CDC director steps down after report of tobacco stock purchases
Brenda Fitzgerald, MD, director of the US Centers for Disease Control and Prevention (CDC), resigned today after a report that she bought tobacco stocks while leading the agency.
Anne Schuchat, MD, the CDC's principal deputy director who served as interim CDC director before Fitzgerald began her tenure last year, will resume that role, the Wall Street Journal and other news sources reported.
In a news release, Department of Health and Human Services (HHS) spokesman Matt Lloyd said, "This morning Secretary Azar accepted Dr. Brenda Fitzgerald’s resignation as Director of the Centers for Disease Control and Prevention. Dr. Fitzgerald owns certain complex financial interests that have imposed a broad recusal limiting her ability to complete all of her duties as the CDC Director. Due to the nature of these financial interests, Dr. Fitzgerald could not divest from them in a definitive time period."
HHS oversees the CDC. HHS Secretary Alex Azar was sworn in just 2 days ago.

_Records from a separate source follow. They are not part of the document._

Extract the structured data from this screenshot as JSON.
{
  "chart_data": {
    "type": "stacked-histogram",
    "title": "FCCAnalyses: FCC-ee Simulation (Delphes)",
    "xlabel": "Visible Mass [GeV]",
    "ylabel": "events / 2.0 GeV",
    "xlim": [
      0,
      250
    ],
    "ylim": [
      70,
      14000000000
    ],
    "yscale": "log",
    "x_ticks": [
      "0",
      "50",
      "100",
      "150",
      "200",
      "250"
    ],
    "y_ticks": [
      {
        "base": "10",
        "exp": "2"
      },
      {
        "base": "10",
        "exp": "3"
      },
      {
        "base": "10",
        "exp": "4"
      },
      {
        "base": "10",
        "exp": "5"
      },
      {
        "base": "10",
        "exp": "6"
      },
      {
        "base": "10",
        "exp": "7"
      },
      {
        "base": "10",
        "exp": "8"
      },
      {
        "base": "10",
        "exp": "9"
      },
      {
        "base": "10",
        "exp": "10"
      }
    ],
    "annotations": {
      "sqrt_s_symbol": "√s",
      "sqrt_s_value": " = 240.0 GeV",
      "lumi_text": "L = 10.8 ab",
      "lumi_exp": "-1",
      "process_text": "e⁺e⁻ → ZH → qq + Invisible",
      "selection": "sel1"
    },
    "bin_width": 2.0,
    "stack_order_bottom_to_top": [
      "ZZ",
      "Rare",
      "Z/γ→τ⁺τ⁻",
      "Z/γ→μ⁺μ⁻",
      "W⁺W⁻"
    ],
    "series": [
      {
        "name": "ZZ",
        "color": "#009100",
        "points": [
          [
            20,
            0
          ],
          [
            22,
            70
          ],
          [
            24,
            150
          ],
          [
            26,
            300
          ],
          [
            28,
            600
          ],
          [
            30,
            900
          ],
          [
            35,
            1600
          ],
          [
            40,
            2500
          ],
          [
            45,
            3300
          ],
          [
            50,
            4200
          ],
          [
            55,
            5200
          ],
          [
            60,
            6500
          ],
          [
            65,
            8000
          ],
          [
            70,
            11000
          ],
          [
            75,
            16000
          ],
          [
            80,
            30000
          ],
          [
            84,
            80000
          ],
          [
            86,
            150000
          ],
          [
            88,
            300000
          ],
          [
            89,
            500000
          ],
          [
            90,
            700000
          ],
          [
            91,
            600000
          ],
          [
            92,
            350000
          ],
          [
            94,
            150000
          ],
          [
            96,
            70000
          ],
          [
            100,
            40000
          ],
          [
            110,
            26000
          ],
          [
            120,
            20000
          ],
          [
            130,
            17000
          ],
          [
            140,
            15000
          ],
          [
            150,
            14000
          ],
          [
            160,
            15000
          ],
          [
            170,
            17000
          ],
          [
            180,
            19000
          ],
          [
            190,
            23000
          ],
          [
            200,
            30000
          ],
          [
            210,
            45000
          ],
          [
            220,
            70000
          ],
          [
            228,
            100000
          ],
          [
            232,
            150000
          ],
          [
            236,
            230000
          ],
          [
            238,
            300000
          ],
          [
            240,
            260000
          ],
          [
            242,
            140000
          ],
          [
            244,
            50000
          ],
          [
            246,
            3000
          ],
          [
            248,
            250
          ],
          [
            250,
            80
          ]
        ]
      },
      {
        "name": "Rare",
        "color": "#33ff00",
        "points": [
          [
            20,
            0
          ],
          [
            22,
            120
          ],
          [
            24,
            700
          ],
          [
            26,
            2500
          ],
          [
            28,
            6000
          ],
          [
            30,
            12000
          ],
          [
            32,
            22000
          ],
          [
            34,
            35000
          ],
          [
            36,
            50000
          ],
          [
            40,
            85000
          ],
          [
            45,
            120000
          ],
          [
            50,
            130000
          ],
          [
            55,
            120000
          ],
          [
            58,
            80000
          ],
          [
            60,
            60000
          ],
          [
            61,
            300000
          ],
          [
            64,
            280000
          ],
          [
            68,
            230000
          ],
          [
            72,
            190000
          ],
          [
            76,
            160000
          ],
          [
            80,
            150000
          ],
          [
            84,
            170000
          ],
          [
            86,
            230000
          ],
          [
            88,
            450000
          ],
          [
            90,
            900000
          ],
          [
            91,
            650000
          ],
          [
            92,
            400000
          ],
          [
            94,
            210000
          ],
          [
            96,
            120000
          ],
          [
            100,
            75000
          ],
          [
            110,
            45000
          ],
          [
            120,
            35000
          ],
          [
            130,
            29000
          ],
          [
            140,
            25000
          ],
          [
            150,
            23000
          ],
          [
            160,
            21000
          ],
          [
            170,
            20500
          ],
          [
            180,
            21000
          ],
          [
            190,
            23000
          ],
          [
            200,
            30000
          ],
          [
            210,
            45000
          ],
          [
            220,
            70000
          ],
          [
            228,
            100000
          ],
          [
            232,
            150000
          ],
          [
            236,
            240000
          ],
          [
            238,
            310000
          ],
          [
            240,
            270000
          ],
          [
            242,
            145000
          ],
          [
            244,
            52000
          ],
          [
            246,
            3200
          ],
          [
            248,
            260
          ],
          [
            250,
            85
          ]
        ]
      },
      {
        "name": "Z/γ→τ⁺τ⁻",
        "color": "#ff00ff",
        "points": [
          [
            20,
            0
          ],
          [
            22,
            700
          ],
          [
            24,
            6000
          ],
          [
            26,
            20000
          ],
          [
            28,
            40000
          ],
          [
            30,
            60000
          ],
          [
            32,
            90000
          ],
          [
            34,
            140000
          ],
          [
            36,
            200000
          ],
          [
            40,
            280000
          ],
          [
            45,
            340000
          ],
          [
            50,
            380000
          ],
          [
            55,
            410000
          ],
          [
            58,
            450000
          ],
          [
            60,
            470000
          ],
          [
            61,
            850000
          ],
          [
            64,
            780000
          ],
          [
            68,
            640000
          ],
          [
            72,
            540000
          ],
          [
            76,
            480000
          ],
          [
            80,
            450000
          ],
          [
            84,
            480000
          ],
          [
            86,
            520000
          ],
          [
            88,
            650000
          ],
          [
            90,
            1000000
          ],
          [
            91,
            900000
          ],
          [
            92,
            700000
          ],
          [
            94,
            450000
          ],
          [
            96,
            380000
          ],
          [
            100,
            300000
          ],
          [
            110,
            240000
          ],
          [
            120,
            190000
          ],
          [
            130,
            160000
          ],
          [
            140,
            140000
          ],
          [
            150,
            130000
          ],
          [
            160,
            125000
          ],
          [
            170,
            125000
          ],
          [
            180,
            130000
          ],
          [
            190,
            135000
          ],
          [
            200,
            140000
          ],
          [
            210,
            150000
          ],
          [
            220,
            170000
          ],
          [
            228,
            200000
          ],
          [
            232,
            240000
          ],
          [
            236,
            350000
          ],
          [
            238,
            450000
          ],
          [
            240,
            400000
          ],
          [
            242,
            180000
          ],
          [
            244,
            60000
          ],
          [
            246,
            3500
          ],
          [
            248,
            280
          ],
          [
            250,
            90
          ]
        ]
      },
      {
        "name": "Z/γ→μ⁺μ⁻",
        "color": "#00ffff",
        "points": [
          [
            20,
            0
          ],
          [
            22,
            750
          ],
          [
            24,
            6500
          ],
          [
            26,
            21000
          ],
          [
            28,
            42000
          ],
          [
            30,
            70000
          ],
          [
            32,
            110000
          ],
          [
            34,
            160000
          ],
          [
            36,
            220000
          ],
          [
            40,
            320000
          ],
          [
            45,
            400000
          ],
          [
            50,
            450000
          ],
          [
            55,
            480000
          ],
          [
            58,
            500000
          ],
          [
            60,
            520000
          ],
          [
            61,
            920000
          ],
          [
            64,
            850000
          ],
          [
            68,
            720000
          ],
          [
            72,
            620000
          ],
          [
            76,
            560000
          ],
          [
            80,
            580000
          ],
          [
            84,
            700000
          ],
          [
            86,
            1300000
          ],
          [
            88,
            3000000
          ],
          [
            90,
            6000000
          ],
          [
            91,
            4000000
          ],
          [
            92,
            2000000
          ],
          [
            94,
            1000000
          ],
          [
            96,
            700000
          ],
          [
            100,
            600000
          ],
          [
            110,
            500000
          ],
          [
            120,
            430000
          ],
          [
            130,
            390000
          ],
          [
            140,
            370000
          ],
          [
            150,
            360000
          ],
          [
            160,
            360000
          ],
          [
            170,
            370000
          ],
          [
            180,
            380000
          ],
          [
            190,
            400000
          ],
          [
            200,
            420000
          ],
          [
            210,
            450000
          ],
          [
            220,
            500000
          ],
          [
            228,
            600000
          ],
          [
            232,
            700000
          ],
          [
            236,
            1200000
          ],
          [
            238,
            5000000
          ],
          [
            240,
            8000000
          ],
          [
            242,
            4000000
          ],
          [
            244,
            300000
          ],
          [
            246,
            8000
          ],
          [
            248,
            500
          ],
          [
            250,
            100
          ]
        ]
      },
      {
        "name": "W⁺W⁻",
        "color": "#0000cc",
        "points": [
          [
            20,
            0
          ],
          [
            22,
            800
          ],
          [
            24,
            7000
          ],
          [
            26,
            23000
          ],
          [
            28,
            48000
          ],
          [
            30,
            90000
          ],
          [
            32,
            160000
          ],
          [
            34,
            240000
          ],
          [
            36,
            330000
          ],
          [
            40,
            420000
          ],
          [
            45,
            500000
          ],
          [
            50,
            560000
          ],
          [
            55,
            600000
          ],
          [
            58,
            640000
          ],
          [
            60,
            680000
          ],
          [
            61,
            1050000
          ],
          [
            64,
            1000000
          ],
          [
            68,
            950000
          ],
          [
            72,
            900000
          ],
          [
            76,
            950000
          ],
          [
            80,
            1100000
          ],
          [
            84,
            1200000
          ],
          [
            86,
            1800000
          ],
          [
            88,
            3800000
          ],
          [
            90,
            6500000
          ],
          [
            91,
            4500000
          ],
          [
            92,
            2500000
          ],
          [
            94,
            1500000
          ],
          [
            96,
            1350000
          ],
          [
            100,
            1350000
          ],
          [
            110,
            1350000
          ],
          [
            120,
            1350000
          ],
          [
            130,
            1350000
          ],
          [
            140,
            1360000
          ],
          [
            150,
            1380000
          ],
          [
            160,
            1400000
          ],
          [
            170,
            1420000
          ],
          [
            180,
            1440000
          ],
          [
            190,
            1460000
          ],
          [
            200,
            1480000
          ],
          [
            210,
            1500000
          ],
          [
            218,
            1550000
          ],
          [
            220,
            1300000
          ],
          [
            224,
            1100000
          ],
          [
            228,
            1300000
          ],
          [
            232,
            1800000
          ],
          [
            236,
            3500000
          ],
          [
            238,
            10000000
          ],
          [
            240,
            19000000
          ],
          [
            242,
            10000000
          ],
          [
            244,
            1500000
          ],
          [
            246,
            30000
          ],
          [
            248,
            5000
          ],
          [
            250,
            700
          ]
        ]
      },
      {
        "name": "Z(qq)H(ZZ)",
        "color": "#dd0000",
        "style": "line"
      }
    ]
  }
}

Fitzgerald's resignation came less than a day after Politico reported she had bought shares in Japan Tobacco Inc. shortly after she took the helm at the CDC last summer. She had also owned stock in five other tobacco companies before she became CDC director, Politico reported. Fitzgerald had already faced criticism over other investments that posed conflict-of-interest concerns.
Jan 31 Wall Street Journal story
Jan 31 HHS news release
Jan 30 Politico story
Study highlights Zika, dengue, chikungunya co-infection
A study yesterday in BMC Infectious Diseases reports three cases of patients at the Colombian-Venezuelan border infected with the related Zika, dengue, and chikungunya viruses simultaneously, as well as frequent co-infection with any two of the viruses.
Colombian investigators assessed 157 blood samples from patients with fever and other symptoms consistent with dengue. Eighty-two patients tested positive for one or more viruses: 47 (29.9%) for chikungunya, 33 (21.0%) for dengue, and 29 (18.5%) for Zika. In addition, 7.6% were infected with both dengue and chikungunya viruses, 6.4% with dengue and Zika, and 5.1% with chikungunya and Zika, with attack rates of 14.9, 12.4, and 9.9 cases per 100,000 inhabitants, respectively.
Three patients (1.9%) were co-infected with all three of the mosquito-borne viruses, for an attack rate of 5.0 cases per 100,000 inhabitants.
The authors conclude, "It is necessary to improve the differential diagnosis in patients with acute febrile syndrome and to study the possible consequences of this epidemiological overview of the clinical outcomes of these diseases in endemic regions."
In a related study in Emerging Infectious Diseases, French Polynesian and French researchers determined that dengue virus seroprevalence (antibodies in blood) was more than 83% in the general population of French Polynesia and around 60% in schoolchildren in 2014 and 2015. And chikungunya virus seroprevalence was less than 3% before Zika virus emerged on the archipelago in 2013 but 76% afterward.
Jan 30 BMC Infect Dis study
Jan 30 Emerg Infect Dis report
PAHO details continued malaria rise in Americas region last year
In a snapshot of malaria activity in the Americas in 2017, the Pan American Health Organization (PAHO) said yesterday that cases showed a rise, continuing an increasing trend observed since 2015.
In 2017, five countries reported an increase in malaria cases: Brazil, Ecuador, Mexico, Nicaragua, and Venezuela. Also, Cuba and Costa Rica reported local cases, and Honduras reported illnesses from areas where the disease hadn't been detected recently.
Brazil, for example, reported 174,522 cases from January through November of 2017, a steep rise from 117,832 cases reported during the same period in 2016. Much of the activity was in states that were hot spots in 2016, with the exception of Mato Grosso. The hardest-hit areas in 2017 were Amazonas, Para, and Acre states.
PAHO in early 2017 warned of the threat of increasing malaria cases and the potential for the disease to become reestablished in areas where transmission had been interrupted. It said member states responded based on PAHO's alert, but the further rise in 2017 shows that challenges and gaps in the response remain.
For 2018, PAHO urged endemic countries to intensify surveillance, improve diagnosis and treatment capacity, and to periodically analyze data to identify clusters to help target the medical response. It advised officials in areas with low transmission to quickly investigate new cases so that steps can be taken to interrupt transmission establishment or reestablishment.